Кашмир ответил сразу, не раздумывая:
– Вы же знаете, что да.
Я с вздохнула с облегчением и улыбнулась:
– Думаю, мы могли бы обзавестись собственным кораблем.
– Раньше мне никогда не приходилось воровать корабли.
– Ты наворовал достаточно, чтобы мы могли купить корабль, – заметила я, имея в виду целую шкатулку драгоценностей, которые Кашмир подарил мне в последние годы. Прежде я об этих украшениях почти не вспоминала, а теперь подумала, что, возможно, у меня даже не возникнет необходимости использовать карту Карфагена.
– И кто же будет капитаном? – поинтересовался Кашмир.
– Как кто? Я.
– Нет, нет, вы не угадали. Даю вам еще одну попытку.
– Ты слишком рано пытаешься поднять мятеж – у нас пока нет судна.
– Стараюсь заботиться обо всем заранее.
Я радостно улыбнулась Кашмиру, почувствовав прилив сил при мысли о том, что скоро стану свободной.
– Куда бы ты хотел отправиться?
– А мы можем раздобыть карту какого-нибудь идеального места?
– Как этот рай на земле?
– Нет. – Глаза Кашмира загорелись. – Нам нужно местечко получше, такое, где все всегда хорошо и не происходит никаких неприятностей. На сей счет должны быть какие-нибудь мифы.
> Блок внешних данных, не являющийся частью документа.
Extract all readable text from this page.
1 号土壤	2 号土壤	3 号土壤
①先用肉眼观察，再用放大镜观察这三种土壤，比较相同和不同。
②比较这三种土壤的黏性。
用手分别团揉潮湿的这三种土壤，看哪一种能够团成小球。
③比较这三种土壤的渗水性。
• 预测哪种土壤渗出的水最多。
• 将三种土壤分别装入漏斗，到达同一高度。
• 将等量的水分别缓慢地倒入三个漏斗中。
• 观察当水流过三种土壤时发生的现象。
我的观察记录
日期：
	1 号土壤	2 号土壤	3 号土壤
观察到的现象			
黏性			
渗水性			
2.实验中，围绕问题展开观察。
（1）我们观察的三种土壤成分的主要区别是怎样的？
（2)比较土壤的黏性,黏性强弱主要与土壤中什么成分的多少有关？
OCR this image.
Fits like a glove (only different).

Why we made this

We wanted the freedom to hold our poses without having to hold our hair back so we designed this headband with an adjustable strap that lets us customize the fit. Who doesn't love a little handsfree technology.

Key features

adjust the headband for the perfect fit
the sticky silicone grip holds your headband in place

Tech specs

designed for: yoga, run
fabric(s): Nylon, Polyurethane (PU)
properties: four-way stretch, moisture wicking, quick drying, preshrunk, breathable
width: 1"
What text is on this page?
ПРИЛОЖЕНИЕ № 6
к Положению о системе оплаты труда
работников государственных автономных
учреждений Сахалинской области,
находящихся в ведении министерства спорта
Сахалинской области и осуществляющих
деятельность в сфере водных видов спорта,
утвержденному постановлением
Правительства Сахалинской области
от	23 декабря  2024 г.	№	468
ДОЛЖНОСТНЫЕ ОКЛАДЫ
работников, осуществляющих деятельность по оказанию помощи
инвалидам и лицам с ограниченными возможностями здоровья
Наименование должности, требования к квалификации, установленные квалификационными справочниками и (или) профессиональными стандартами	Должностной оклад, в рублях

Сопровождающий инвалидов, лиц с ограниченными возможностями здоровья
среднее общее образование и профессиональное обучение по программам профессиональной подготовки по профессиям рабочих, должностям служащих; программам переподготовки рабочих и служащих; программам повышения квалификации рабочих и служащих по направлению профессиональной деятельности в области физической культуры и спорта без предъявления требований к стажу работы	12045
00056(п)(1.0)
Я разочарованно ссутулилась.
– Навигация предполагает, Навигатор и изготовитель карты верят в одно и то же. А я не думаю, что в этом мире можно найти человека, который верил бы в существование места, где нет страданий.
– Ясно.
– Знаешь, Слэйт был прав. Это место умирает. Если я буду расти здесь, то увижу это своими глазами, как Блэйк. А мне не хочется.
– А самое главное – тогда вы не встретитесь со мной.
– Разумеется. – Я рассмеялась и выпустила руку Кашмира, хотя в следующий момент пожалела об этом. – Хотя должна признать, это было приятно.
– Что именно? Побывать на Гавайях?
– Пофлиртовать с незнакомым человеком, – пояснила я и смутилась от собственных слов. – Теперь я понимаю, почему тебе это нравится.
– Вы вполне могли бы просто поверить мне на слово, не проверяя мою теорию на практике.
– Это не было пустой тратой времени.
Я увидела, как Кашмир нервно сглотнул, и лицо его слегка исказилось, словно от сдерживаемой боли.
– Не суди меня строго, – сказала я. – Ты, Би, Слэйт, Ротгут – у вас была какая-то жизнь, свои воспоминания. У вас есть свой опыт. – Я подтянула колени к подбородку и обхватила их руками. – Я же не видела ничего, кроме корабля и того, что происходило на нем.
Кашмир достал из сумки еще один апельсин и принялся вертеть его в пальцах.
– Но почему это должен быть кто-то не из экипажа? – неожиданно спросил он.
Я напряглась, понимая, что разговор принимает опасный оборот.
– Видишь ли… когда знаешь, что все рано или поздно закончится, легче начать, – осторожно произнесла я. – Я не хочу всю жизнь тосковать по кому-то или чему-то.
– Понимаю.
– Правда? – Я посмотрела на Кашмира, боясь, что он пытается иронизировать, но его лицо показалось мне совершенно серьезным.